Esses estudos, realizados na Hungria, Chesclováquia e Polônia, são apenas uma parte das pesquisas que mostravam que “O mal era o traço dominante no caráter dos dirigentes, que davam o modelo de conduta para o resto da sociedade, isto representava inequivocamente a psicopatia”.

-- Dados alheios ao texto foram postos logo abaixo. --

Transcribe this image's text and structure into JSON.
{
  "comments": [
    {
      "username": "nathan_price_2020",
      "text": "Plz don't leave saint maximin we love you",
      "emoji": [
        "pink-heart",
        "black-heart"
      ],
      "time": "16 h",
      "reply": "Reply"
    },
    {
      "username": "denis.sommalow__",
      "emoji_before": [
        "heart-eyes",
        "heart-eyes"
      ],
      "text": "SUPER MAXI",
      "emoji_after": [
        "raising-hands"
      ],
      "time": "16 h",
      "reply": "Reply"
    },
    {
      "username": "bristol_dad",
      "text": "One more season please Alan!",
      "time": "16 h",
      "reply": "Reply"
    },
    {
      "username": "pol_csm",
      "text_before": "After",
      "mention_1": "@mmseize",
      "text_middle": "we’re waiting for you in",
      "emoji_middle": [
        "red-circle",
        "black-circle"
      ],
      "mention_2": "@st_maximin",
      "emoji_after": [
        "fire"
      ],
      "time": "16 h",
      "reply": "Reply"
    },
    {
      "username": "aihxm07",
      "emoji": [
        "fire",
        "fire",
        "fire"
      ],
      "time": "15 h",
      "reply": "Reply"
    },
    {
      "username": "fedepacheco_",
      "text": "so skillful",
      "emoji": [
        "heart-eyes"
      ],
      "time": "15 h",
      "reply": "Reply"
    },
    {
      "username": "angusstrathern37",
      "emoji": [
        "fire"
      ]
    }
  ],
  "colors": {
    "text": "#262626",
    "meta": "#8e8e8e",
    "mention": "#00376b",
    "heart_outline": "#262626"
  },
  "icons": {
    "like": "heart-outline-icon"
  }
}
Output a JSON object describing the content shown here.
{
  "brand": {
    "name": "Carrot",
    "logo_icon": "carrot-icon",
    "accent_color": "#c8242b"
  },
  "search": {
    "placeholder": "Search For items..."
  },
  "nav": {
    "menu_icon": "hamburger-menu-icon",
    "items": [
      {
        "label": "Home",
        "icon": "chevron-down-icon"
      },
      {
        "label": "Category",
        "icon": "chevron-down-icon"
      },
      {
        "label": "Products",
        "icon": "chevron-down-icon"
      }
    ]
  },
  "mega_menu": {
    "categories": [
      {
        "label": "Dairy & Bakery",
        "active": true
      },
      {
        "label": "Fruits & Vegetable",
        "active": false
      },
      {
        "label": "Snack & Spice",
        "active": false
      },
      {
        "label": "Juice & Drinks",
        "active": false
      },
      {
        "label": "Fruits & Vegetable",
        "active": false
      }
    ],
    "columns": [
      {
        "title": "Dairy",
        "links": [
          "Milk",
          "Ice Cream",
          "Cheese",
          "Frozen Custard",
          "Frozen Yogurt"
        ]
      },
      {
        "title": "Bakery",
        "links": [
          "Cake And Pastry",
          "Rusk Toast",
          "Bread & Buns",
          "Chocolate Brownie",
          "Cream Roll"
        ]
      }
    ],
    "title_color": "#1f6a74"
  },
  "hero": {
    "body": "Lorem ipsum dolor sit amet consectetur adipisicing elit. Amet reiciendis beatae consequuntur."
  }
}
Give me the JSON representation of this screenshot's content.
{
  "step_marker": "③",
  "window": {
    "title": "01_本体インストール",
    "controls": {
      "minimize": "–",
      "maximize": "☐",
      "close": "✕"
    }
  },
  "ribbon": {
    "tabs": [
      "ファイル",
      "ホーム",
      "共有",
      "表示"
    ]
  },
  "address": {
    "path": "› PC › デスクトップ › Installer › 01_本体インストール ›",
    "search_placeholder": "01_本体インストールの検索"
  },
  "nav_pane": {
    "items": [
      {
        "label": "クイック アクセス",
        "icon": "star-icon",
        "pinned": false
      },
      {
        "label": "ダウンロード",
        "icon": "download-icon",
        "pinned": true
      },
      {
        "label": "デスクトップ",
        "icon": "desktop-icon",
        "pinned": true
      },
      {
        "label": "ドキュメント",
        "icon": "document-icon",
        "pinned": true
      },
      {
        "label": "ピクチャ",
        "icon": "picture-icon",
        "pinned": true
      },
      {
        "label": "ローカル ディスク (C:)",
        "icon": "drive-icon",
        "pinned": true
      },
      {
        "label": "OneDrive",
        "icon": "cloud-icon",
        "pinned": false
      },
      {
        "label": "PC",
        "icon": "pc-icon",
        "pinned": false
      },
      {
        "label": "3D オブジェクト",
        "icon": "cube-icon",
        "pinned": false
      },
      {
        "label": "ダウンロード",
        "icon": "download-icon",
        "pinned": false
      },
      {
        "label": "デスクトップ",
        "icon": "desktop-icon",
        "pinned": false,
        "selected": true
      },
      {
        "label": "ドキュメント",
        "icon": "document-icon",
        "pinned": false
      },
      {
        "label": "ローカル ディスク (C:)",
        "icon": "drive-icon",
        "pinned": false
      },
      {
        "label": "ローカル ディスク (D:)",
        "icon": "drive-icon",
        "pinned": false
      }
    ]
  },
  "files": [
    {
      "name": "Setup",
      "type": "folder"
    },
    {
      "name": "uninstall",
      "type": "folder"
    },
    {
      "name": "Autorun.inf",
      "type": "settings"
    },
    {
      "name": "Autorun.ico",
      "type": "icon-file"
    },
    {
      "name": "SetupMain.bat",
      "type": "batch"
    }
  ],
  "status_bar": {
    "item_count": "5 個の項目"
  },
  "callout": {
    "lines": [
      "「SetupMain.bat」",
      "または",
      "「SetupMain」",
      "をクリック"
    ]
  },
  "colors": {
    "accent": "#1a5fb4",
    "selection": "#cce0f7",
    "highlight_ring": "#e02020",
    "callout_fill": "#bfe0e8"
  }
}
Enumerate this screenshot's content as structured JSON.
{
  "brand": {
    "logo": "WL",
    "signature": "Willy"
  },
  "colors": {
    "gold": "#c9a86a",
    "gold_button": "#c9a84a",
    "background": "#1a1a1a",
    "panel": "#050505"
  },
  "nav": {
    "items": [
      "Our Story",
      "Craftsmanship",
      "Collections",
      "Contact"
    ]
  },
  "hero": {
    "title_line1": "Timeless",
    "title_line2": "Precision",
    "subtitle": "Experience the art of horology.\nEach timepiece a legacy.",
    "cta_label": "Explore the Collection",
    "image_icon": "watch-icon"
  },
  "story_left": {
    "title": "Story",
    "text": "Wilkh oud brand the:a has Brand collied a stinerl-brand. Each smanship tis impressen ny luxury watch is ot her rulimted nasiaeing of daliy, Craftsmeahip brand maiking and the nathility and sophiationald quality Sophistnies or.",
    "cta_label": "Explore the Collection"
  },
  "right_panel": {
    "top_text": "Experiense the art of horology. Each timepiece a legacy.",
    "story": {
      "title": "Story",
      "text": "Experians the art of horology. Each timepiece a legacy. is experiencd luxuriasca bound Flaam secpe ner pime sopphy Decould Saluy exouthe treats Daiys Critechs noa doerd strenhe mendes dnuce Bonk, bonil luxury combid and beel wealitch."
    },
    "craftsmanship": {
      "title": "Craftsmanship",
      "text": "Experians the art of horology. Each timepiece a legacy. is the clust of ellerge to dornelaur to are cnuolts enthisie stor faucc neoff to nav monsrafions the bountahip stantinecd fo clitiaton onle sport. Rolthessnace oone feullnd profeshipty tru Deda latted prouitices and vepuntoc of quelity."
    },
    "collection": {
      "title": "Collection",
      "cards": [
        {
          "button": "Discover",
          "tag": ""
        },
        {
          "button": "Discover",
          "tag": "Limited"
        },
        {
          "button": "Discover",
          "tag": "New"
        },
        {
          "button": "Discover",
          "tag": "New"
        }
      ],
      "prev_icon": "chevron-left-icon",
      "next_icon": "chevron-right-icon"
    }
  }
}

Para efeito didático, resolvi aproveitar prefácios e resenhas, nas quais são destacadas as principais descobertas do doutor Andrew Lobaczewski e seus colaboradores: 1) que só uma “classe de psicopatas” tem a agressividade mental suficiente para se impor a toda uma sociedade por esses meios; 2) descobriram que, quando os psicopatas dominam, a insensitividade moral se espalha por toda a sociedade, roendo o tecido das relações humanas e fazendo da vida um inferno; 3) descobriram que isso acontece não porque a psicopatia seja contagiosa, mas porque aquelas mentes menos ativas que, meio às tontas, vão se adaptando às novas regras e valores, se tornam presas de uma sintomatologia claramente histérica, ou histeriforme. E o histérico não diz o que sente, mas passa a sentir aquilo que disse – e, na medida em que aquilo que disse é a cópia de fórmulas prontas espalhadas na atmosfera como gases onipresentes, qualquer empenho de chamá-lo de volta às suas percepções reais abala de tal modo a sua segurança psicológica emprestada que acaba sendo recebido como uma ameaça, uma agressão, um insulto. Só assim é possível entender como pode um “pequeno grupo de psicopatas, da elite dominante”, alastrar ideias do mal e destruir as bases fundadoras de uma nação.
Maria José Rocha Lima é mestre e doutoranda em educação. Foi deputada da Bahia de 1991 a 1999. É fundadora da Casa da Educação Anísio Teixeira.